# Two Latest Buys



## Slikster (Jul 14, 2005)

Been wanting both of them for a long time. 

A CZ P-09 in Flat Dark Earth

and

A Mossberg 590 Magpul Edition with Ghost Ring Sights. 


Haven't gotten to fire the shottie yet. Had the CZ out 3 different times already, and put about 700rds down the tube. That thing is crazy accurate with everything I've fired, from 115gr FMJ to 147gr HST. Love the slide riding in the frame. I'll post pics soon. Been busy the last few days cleaning reels and respooling.


----------



## Dovans (Nov 15, 2011)

Some firepower in that CZ....


----------



## Slikster (Jul 14, 2005)

Indeed. I like the 19+1 concept. But I have 4 different mags for it, and getting 19 in any of them is near impossible, even with a Maglula. When I do get one topped off with 19 it's impossible to load if the slide isn't locked open. If I do load 19 with the slide back, when I release the slide to load a round, the round under it gets pulled about 1/3 of the way out of the mag and causes feed issues. 

For now I have all 4 mags loaded with 19 and sitting in the safe, hoping they'll break in a little and loosen up.


----------



## boatnut (Nov 22, 2006)

I"m a big CZ fan, owning four and looking at another. A blindman can get a 2" grouping at ten yards. 
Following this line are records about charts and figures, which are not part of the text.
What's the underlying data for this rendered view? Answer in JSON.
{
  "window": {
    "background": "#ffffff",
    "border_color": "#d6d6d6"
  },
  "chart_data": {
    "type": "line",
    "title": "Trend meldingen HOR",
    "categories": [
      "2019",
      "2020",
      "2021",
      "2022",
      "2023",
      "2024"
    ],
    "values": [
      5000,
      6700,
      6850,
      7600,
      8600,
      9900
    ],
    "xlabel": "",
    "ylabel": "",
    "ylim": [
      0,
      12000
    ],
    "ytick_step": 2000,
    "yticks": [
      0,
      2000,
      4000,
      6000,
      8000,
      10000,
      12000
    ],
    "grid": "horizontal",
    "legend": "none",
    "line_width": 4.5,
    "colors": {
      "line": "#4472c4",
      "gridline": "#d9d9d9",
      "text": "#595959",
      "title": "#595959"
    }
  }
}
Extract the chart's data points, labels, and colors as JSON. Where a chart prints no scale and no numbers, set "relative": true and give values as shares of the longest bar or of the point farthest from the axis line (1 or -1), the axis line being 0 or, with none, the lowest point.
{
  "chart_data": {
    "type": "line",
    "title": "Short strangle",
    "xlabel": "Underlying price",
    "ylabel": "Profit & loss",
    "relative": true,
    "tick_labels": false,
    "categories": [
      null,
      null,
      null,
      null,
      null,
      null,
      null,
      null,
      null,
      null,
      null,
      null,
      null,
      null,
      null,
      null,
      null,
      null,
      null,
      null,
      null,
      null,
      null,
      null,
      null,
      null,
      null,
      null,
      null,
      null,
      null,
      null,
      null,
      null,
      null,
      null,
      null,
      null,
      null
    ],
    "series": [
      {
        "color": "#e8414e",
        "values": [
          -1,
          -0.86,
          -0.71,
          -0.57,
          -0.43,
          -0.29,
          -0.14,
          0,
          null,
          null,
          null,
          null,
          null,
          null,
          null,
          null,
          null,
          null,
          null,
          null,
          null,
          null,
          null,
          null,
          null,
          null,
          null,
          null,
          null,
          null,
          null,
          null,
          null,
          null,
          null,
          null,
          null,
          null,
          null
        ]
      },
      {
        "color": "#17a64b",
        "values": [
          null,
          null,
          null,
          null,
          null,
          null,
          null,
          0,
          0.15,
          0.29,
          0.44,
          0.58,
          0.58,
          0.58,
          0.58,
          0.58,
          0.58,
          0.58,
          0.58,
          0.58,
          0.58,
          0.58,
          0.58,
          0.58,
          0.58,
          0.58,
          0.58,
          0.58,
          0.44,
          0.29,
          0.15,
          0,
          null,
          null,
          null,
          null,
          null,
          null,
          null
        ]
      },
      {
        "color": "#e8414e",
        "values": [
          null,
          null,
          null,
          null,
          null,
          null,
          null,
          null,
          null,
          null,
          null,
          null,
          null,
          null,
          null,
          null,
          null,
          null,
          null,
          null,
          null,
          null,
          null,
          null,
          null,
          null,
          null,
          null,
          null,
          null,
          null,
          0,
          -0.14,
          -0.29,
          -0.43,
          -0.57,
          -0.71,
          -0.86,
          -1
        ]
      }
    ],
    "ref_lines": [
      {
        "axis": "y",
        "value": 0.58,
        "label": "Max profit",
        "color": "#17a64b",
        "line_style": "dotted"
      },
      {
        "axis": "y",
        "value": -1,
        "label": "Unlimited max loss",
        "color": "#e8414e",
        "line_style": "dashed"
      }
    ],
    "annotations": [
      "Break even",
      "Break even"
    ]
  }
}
I"ve never had an issue getting the magazine filled to capacity using my Maglula loader.


----------



## powrguy (Sep 4, 2010)

Dovans said:


> Some firepower in that CZ....


I just am partial to metal frame semi-autos, and the CZ75 can't be beat. Also like the Beretta 92fs. Both super-reliable and scary accurate, even for old-timers.


----------